Why is Android not like Windows?

Android is often compared to Windows, not because of its being open source, or for it being run by a software company that doesn’t charge for software, but because some find Android to be following a similar playbook. One that aims to build a platform that serves a greater ecosystem of hardware manufacturers. And for this reason Android will win in the long run. I don’t think this line of reasoning holds up.

The argument seems to go something like this – Windows was dominant, Android is like Windows, ergo Android will dominate. Just as it took Windows a few years to really get its grove, Android is still in this early period, and just like before, Apple’s early lead will deteriorate. At least this is how the argument goes.

Microsoft was able to build Windows into something that manufacturers wanted to use as a way to sell their hardware. Fast forward two decades and we find Google building Android into something that manufacturers wanted to use as a way to sell their hardware, only this time the computers fit into our pocket and happen to make phone calls. Like Windows, Android works on various screen sizes, CPU speeds, and form factors.

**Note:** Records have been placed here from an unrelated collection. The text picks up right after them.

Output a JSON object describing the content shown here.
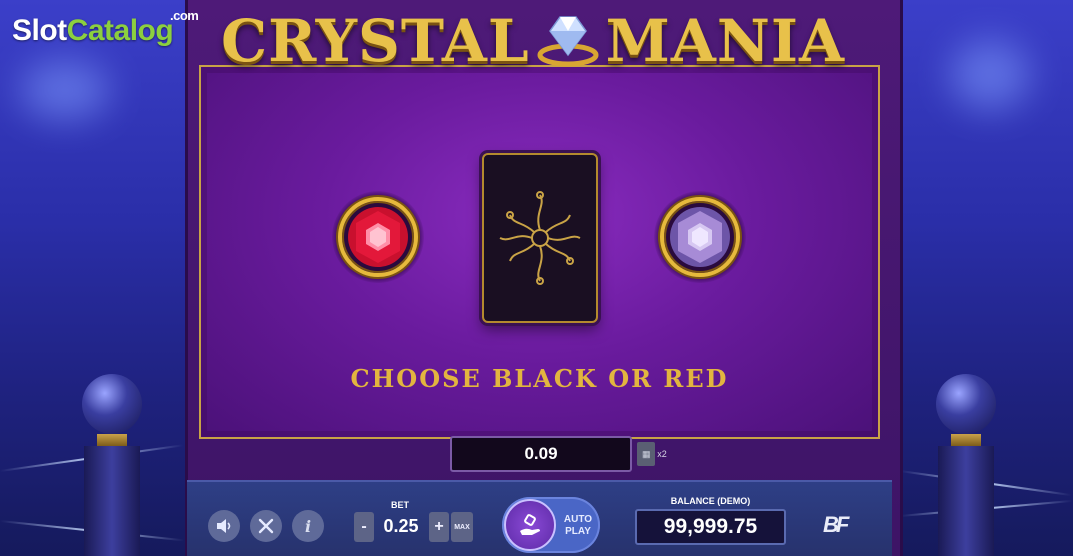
{
  "watermark": {
    "part1": "Slot",
    "part2": "Catalog",
    "suffix": ".com"
  },
  "logo": {
    "word1": "CRYSTAL",
    "word2": "MANIA"
  },
  "game": {
    "prompt": "CHOOSE BLACK OR RED",
    "win_amount": "0.09",
    "collect_icon": "card-stack-icon",
    "collect_multiplier": "x2",
    "left_gem": {
      "icon": "red-gem-icon",
      "color": "#e3183a"
    },
    "right_gem": {
      "icon": "purple-gem-icon",
      "color": "#a78bd6"
    },
    "card": {
      "icon": "card-back-ornament-icon"
    }
  },
  "toolbar": {
    "sound_icon": "speaker-icon",
    "settings_icon": "wrench-icon",
    "info_icon": "info-icon",
    "info_glyph": "i",
    "bet_label": "BET",
    "bet_value": "0.25",
    "minus_label": "-",
    "plus_label": "+",
    "max_label": "MAX",
    "autoplay_label": "AUTO PLAY",
    "balance_label": "BALANCE (DEMO)",
    "balance_value": "99,999.75",
    "provider_logo": "BF"
  },
  "colors": {
    "gold": "#e2b53f",
    "board_purple": "#6a1b9e",
    "toolbar_blue": "#2e3f86"
  }
}
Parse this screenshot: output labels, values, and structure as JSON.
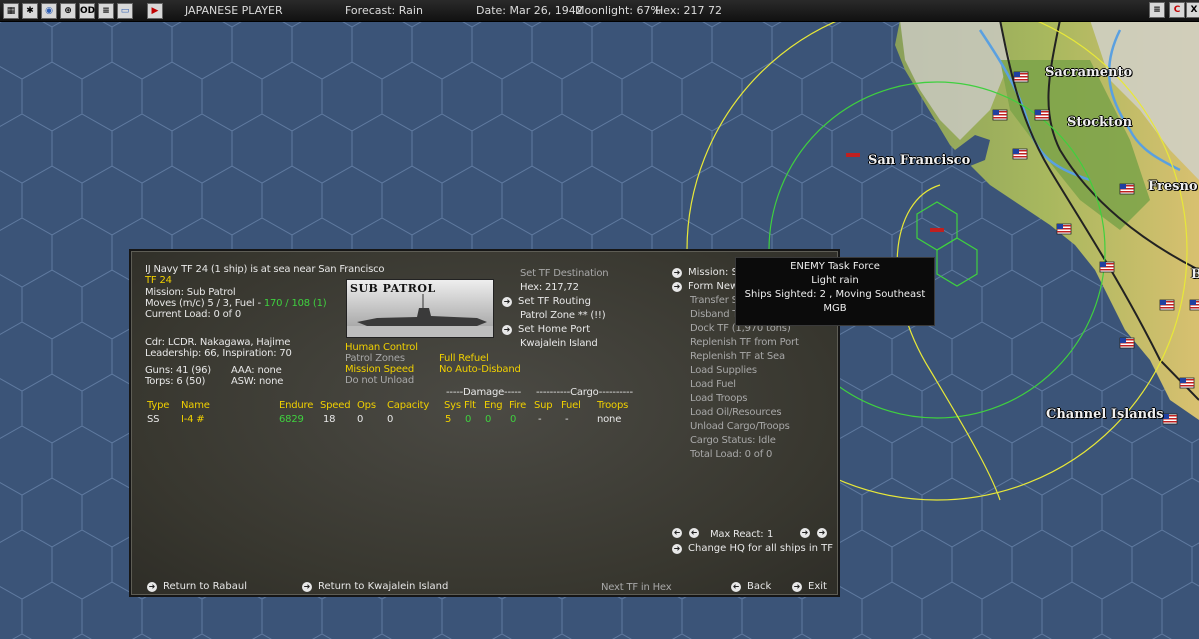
{
  "topbar": {
    "side": "JAPANESE PLAYER",
    "forecast": "Forecast: Rain",
    "date": "Date: Mar 26, 1942",
    "moonlight": "Moonlight: 67%",
    "hex": "Hex: 217 72",
    "od_label": "OD",
    "c_label": "C",
    "x_label": "X"
  },
  "map": {
    "cities": [
      "Sacramento",
      "Stockton",
      "San Francisco",
      "Fresno",
      "Channel Islands",
      "B"
    ]
  },
  "tooltip": {
    "title": "ENEMY Task Force",
    "weather": "Light rain",
    "sighting": "Ships Sighted: 2 , Moving Southeast",
    "type": "MGB"
  },
  "tf": {
    "header": "IJ Navy TF 24 (1 ship) is at sea near San Francisco",
    "name": "TF 24",
    "mission": "Mission: Sub Patrol",
    "moves_label": "Moves (m/c) 5 / 3, Fuel - ",
    "fuel_value": "170 / 108 (1)",
    "current_load": "Current Load: 0 of 0",
    "commander": "Cdr: LCDR. Nakagawa, Hajime",
    "leadership": "Leadership: 66, Inspiration: 70",
    "guns": "Guns: 41 (96)",
    "aaa": "AAA: none",
    "torps": "Torps: 6 (50)",
    "asw": "ASW: none",
    "image_label": "SUB PATROL"
  },
  "controls": {
    "human_control": "Human Control",
    "patrol_zones": "Patrol Zones",
    "full_refuel": "Full Refuel",
    "mission_speed": "Mission Speed",
    "no_auto_disband": "No Auto-Disband",
    "do_not_unload": "Do not Unload"
  },
  "destination": {
    "set_dest": "Set TF Destination",
    "hex": "Hex: 217,72",
    "set_routing": "Set TF Routing",
    "patrol_zone": "Patrol Zone ** (!!)",
    "set_home_port": "Set Home Port",
    "home_port": "Kwajalein Island"
  },
  "menu": {
    "mission": "Mission: Sub Patrol",
    "form_new": "Form New TF",
    "transfer": "Transfer Ships to TF",
    "disband": "Disband TF",
    "dock": "Dock TF (1,970 tons)",
    "replenish_port": "Replenish TF from Port",
    "replenish_sea": "Replenish TF at Sea",
    "load_supplies": "Load Supplies",
    "load_fuel": "Load Fuel",
    "load_troops": "Load Troops",
    "load_oil": "Load Oil/Resources",
    "unload": "Unload Cargo/Troops",
    "cargo_status": "Cargo Status: Idle",
    "total_load": "Total Load: 0 of 0"
  },
  "table": {
    "damage_header": "-----Damage-----",
    "cargo_header": "----------Cargo----------",
    "columns": [
      "Type",
      "Name",
      "Endure",
      "Speed",
      "Ops",
      "Capacity",
      "Sys",
      "Flt",
      "Eng",
      "Fire",
      "Sup",
      "Fuel",
      "Troops"
    ],
    "rows": [
      {
        "type": "SS",
        "name": "I-4 #",
        "endure": "6829",
        "speed": "18",
        "ops": "0",
        "capacity": "0",
        "sys": "5",
        "flt": "0",
        "eng": "0",
        "fire": "0",
        "sup": "-",
        "fuel": "-",
        "troops": "none"
      }
    ]
  },
  "react": {
    "label": "Max React:",
    "value": "1",
    "change_hq": "Change HQ for all ships in TF"
  },
  "bottom": {
    "return_rabaul": "Return to Rabaul",
    "return_kwajalein": "Return to Kwajalein Island",
    "next_tf": "Next TF in Hex",
    "back": "Back",
    "exit": "Exit"
  }
}
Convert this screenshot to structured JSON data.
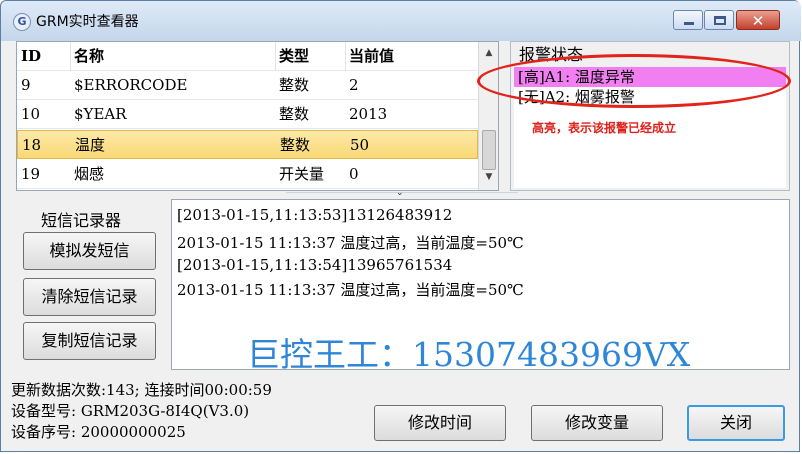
{
  "window": {
    "title": "GRM实时查看器",
    "app_icon": "G"
  },
  "title_controls": {
    "close_glyph": "✕"
  },
  "variables": {
    "headers": [
      "ID",
      "名称",
      "类型",
      "当前值"
    ],
    "rows": [
      {
        "id": "9",
        "name": "$ERRORCODE",
        "type": "整数",
        "value": "2"
      },
      {
        "id": "10",
        "name": "$YEAR",
        "type": "整数",
        "value": "2013"
      },
      {
        "id": "18",
        "name": "温度",
        "type": "整数",
        "value": "50",
        "selected": true
      },
      {
        "id": "19",
        "name": "烟感",
        "type": "开关量",
        "value": "0"
      }
    ]
  },
  "alarm": {
    "title": "报警状态",
    "items": [
      "[高]A1: 温度异常",
      "[无]A2: 烟雾报警"
    ],
    "note": "高亮，表示该报警已经成立",
    "highlight_color": "#f27ff2"
  },
  "sms": {
    "label": "短信记录器",
    "buttons": {
      "simulate": "模拟发短信",
      "clear": "清除短信记录",
      "copy": "复制短信记录"
    },
    "log": [
      "[2013-01-15,11:13:53]13126483912",
      "2013-01-15 11:13:37 温度过高，当前温度=50℃",
      "[2013-01-15,11:13:54]13965761534",
      "2013-01-15 11:13:37 温度过高，当前温度=50℃"
    ],
    "watermark": "巨控王工：15307483969VX"
  },
  "status": {
    "update_line": "更新数据次数:143; 连接时间00:00:59",
    "model_line": "设备型号: GRM203G-8I4Q(V3.0)",
    "serial_line": "设备序号: 20000000025"
  },
  "actions": {
    "edit_time": "修改时间",
    "edit_var": "修改变量",
    "close": "关闭"
  }
}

However, the key difference is that Microsoft also got the developers. Developers started building for Windows with key productivity apps and soon games for the platform. They chose to build for Windows first and would later port to Mac. This is a critical difference from today. Developers primarily build for iOS first – Instagram, Flipboard, Rovio, OMGPOP, etc. iOS is where the developers start. Android is where they port. In this way, iOS is more like the Windows of old than Android ever has been.

iOS will continue to dominate as long as developers continue to choose iOS first and everyone else second. People care about what these devices can do for them, and great apps are still what matter.